Ryax silently ignore symlinks and non-readable files and directories put inside a directory that should be transfered via a directory I/O.
Note
Using file of directory as static value is of course possible, but the upload size is currently limited to 1 GB.
Modules’ inputs contain either raw static values or references to their parent modules’ outputs. Using reference values is the way you can transmit data processing results of one module to another.
Types¶
Currently, there are 4 types of modules: Source, Processor, Publisher, and Stream Operator.
Sources ingest data from external resources (like a database, a clock, a platform, …), When data arrives a source module acts as an entry point that collect data and convert to Ryax format.
Processors process data
Publishers publish data to external services
Stream Operators perform complex operations in-between modules, to synchronize, buffer, or any other operation specific to stream computing. Thus, they are the only modules that can receive data from multiple modules, as they are the only ones capable of merging different streams
The following sections give more detail on each module type.
Sources¶
Sources ingest external data inside Ryax. They are long-lived programs that are able to look outside and dispatch executions inside Ryax from their observations. A source might be a service watching changes in a database, a web form, or a simple timer.
Processors¶
Data processors are executable modules (scripts, binaries, containers) that take some inputs, perform some computation, and produce meaningful outputs. Contrary to the Sources, the Processors are only running when a new event is received, they are stopped after that.
The purer a processor is, the better. What do we mean by pure? In functional programming, a pure function is a function that has no side effects (no mutation of some global variables, no I/O) and that from the same inputs always generates the same outputs. We know that some use cases fit into these restrictions however others do not, thus, Ryax supports a broader range of purity:
a processor may perform requests to external services, however, keep in mind that if the execution of a processor fails, we may restart it. This means that a request may be performed multiple times (if the execution fails after the request). We recommend all “external” requests to be idempotent.
we do not need your outputs to be the same for the same inputs. For example, you can use random generators.
However, you should not rely on some states kept locally. A processor in Ryax is stateless. There are several ways of overcoming this limitation.
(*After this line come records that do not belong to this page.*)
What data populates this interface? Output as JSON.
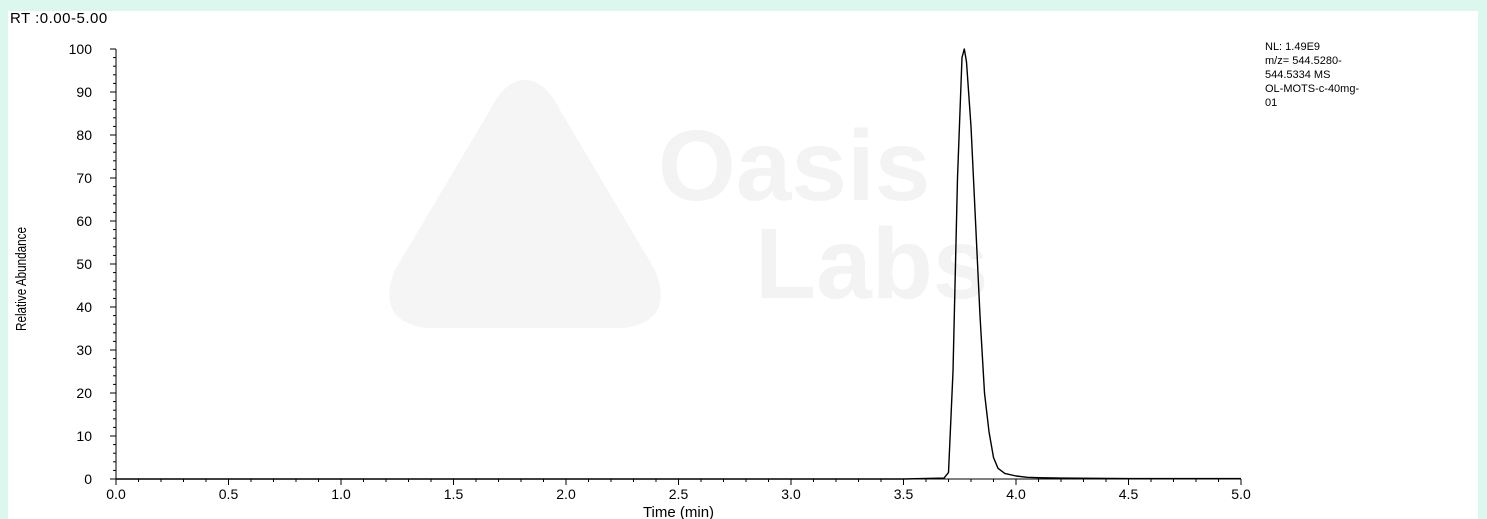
{
  "header": {
    "range_label": "RT :0.00-5.00"
  },
  "info": {
    "lines": [
      "NL: 1.49E9",
      "m/z= 544.5280-",
      "544.5334 MS",
      "OL-MOTS-c-40mg-",
      "01"
    ]
  },
  "watermark": {
    "line1": "Oasis",
    "line2": "Labs"
  },
  "colors": {
    "background": "#dcf7ee",
    "plot_bg": "#ffffff",
    "trace": "#000000"
  },
  "chart_data": {
    "type": "line",
    "title": "",
    "xlabel": "Time (min)",
    "ylabel": "Relative Abundance",
    "xlim": [
      0,
      5
    ],
    "ylim": [
      0,
      100
    ],
    "x_ticks": [
      "0.0",
      "0.5",
      "1.0",
      "1.5",
      "2.0",
      "2.5",
      "3.0",
      "3.5",
      "4.0",
      "4.5",
      "5.0"
    ],
    "y_ticks": [
      "0",
      "10",
      "20",
      "30",
      "40",
      "50",
      "60",
      "70",
      "80",
      "90",
      "100"
    ],
    "grid": false,
    "series": [
      {
        "x": [
          0.0,
          3.5,
          3.68,
          3.7,
          3.72,
          3.74,
          3.76,
          3.77,
          3.78,
          3.8,
          3.82,
          3.84,
          3.86,
          3.88,
          3.9,
          3.92,
          3.95,
          4.0,
          4.05,
          4.1,
          4.2,
          4.5,
          5.0
        ],
        "y": [
          0,
          0,
          0.2,
          1.5,
          25,
          70,
          98,
          100,
          97,
          82,
          60,
          38,
          20,
          11,
          5,
          2.5,
          1.3,
          0.7,
          0.4,
          0.3,
          0.2,
          0.1,
          0.1
        ]
      }
    ]
  }
}
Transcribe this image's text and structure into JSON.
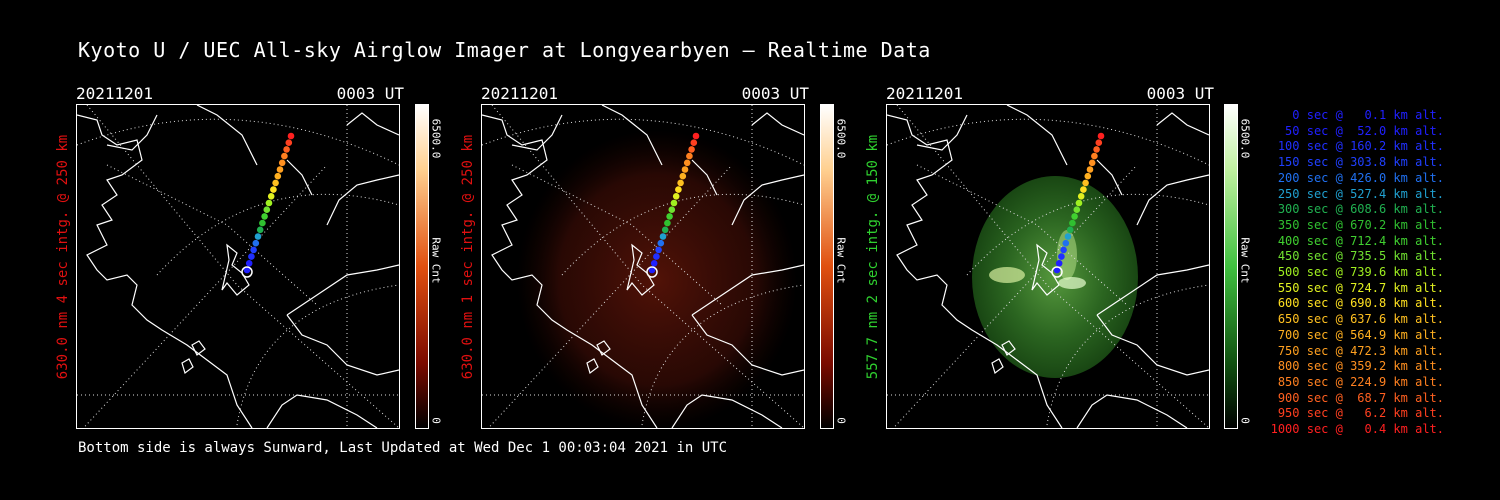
{
  "title": "Kyoto U / UEC All-sky Airglow Imager at Longyearbyen — Realtime Data",
  "footer": "Bottom side is always Sunward, Last Updated at Wed Dec  1 00:03:04 2021 in UTC",
  "panels": [
    {
      "date": "20211201",
      "ut": "0003 UT",
      "ylabel": "630.0 nm 4 sec intg. @ 250 km",
      "ylabel_color": "#e01010",
      "cbar_max": "6500.0",
      "cbar_unit": "Raw Cnt",
      "cbar_min": "0",
      "cbar_color": "#d21a00",
      "glow": "none"
    },
    {
      "date": "20211201",
      "ut": "0003 UT",
      "ylabel": "630.0 nm 1 sec intg. @ 250 km",
      "ylabel_color": "#e01010",
      "cbar_max": "6500.0",
      "cbar_unit": "Raw Cnt",
      "cbar_min": "0",
      "cbar_color": "#d21a00",
      "glow": "red"
    },
    {
      "date": "20211201",
      "ut": "0003 UT",
      "ylabel": "557.7 nm 2 sec intg. @ 150 km",
      "ylabel_color": "#2fd02f",
      "cbar_max": "6500.0",
      "cbar_unit": "Raw Cnt",
      "cbar_min": "0",
      "cbar_color": "#2aa02a",
      "glow": "green"
    }
  ],
  "rocket_times": [
    {
      "text": "   0 sec @   0.1 km alt.",
      "color": "#2020ff"
    },
    {
      "text": "  50 sec @  52.0 km alt.",
      "color": "#2020ff"
    },
    {
      "text": " 100 sec @ 160.2 km alt.",
      "color": "#2030ff"
    },
    {
      "text": " 150 sec @ 303.8 km alt.",
      "color": "#2040ff"
    },
    {
      "text": " 200 sec @ 426.0 km alt.",
      "color": "#2070f0"
    },
    {
      "text": " 250 sec @ 527.4 km alt.",
      "color": "#20a0d0"
    },
    {
      "text": " 300 sec @ 608.6 km alt.",
      "color": "#20b050"
    },
    {
      "text": " 350 sec @ 670.2 km alt.",
      "color": "#30c030"
    },
    {
      "text": " 400 sec @ 712.4 km alt.",
      "color": "#40d030"
    },
    {
      "text": " 450 sec @ 735.5 km alt.",
      "color": "#70e030"
    },
    {
      "text": " 500 sec @ 739.6 km alt.",
      "color": "#a0f020"
    },
    {
      "text": " 550 sec @ 724.7 km alt.",
      "color": "#e0f020"
    },
    {
      "text": " 600 sec @ 690.8 km alt.",
      "color": "#ffe020"
    },
    {
      "text": " 650 sec @ 637.6 km alt.",
      "color": "#ffc020"
    },
    {
      "text": " 700 sec @ 564.9 km alt.",
      "color": "#ffb020"
    },
    {
      "text": " 750 sec @ 472.3 km alt.",
      "color": "#ffa020"
    },
    {
      "text": " 800 sec @ 359.2 km alt.",
      "color": "#ff9020"
    },
    {
      "text": " 850 sec @ 224.9 km alt.",
      "color": "#ff8020"
    },
    {
      "text": " 900 sec @  68.7 km alt.",
      "color": "#ff6020"
    },
    {
      "text": " 950 sec @   6.2 km alt.",
      "color": "#ff4020"
    },
    {
      "text": "1000 sec @   0.4 km alt.",
      "color": "#ff2020"
    }
  ]
}
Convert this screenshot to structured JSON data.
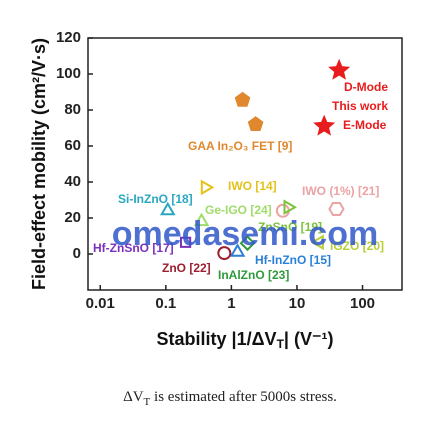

If you need a common state shared between multiple modules, you can use inputs and outputs to pass-on this state. If you need to share a common state between multiple executions within the same module, use an external database to store and consult it. Be careful, in some corner cases, the same request may be performed multiple times. Of course, if this database is unreachable, the module will not work.
Publishers¶
Publishers push data to external services, databases, platforms – any system that can receive data, generally related to persistent storage. They are conceptually alike processors. They mainly differ from their usage, they also diverge in the sense they are generally terminals on a workflow, no output arrows is a common practice on publishers although they can have output arrows.
Stream operators¶
Stream operators perform complex operations between modules of a workflow to synchronize streams, buffer size and run other stream computing specific operations.
Executions¶
An execution is a run of a module.
Thus, it has at least some input data (the inputs of the module filled with the static data and outputs of the previous modules) and a status.
The status may be running
, error
, done
…
The logs of a run are stored in an execution. Ryax keep the last 1MB of logs.
Execution order¶
In Ryax, links between a workflow’s modules are not a mapping of the outputs and the inputs. They are not electrical links in an electronic circuit where you map an output of an AND gate to input #3 of a seven segment display.
When you link a module to another in Ryax, you are just saying “this module will be executed after this one”. This means that a given module may access all outputs of all the previous modules.
We call stream flow or tempo the timings at which data is output from a given module. In theory, it is possible to have two tempos that are exactly the same, for example 2 sensors that emit data at exactly the same time. However, in practice it rarely happens this way. There is always a small jitter.
We have stated that is impossible to have two streams with the same tempo, so how can we merge them? The difficulty of performing such an action comes from the definition of merging, which changes depending on the situation. This is why we provide various stream operators to cover most needs in terms of stream merging.
We do not provide any guarantee on the order of execution of the modules in a workflow. For example, if we are in a workflow composed of 2 modules “A=>B”, and 2 executions 0 and 1 starts at the same time, we may execute the modules in any of the following order:
(A0, A1, B0, B1)
(A0, A1, B1, B0)
(A1, A0, B0, B1)
(A1, A0, B1, B0)
(A1, B1, A0, B0)
(A0, B0, A1, B1)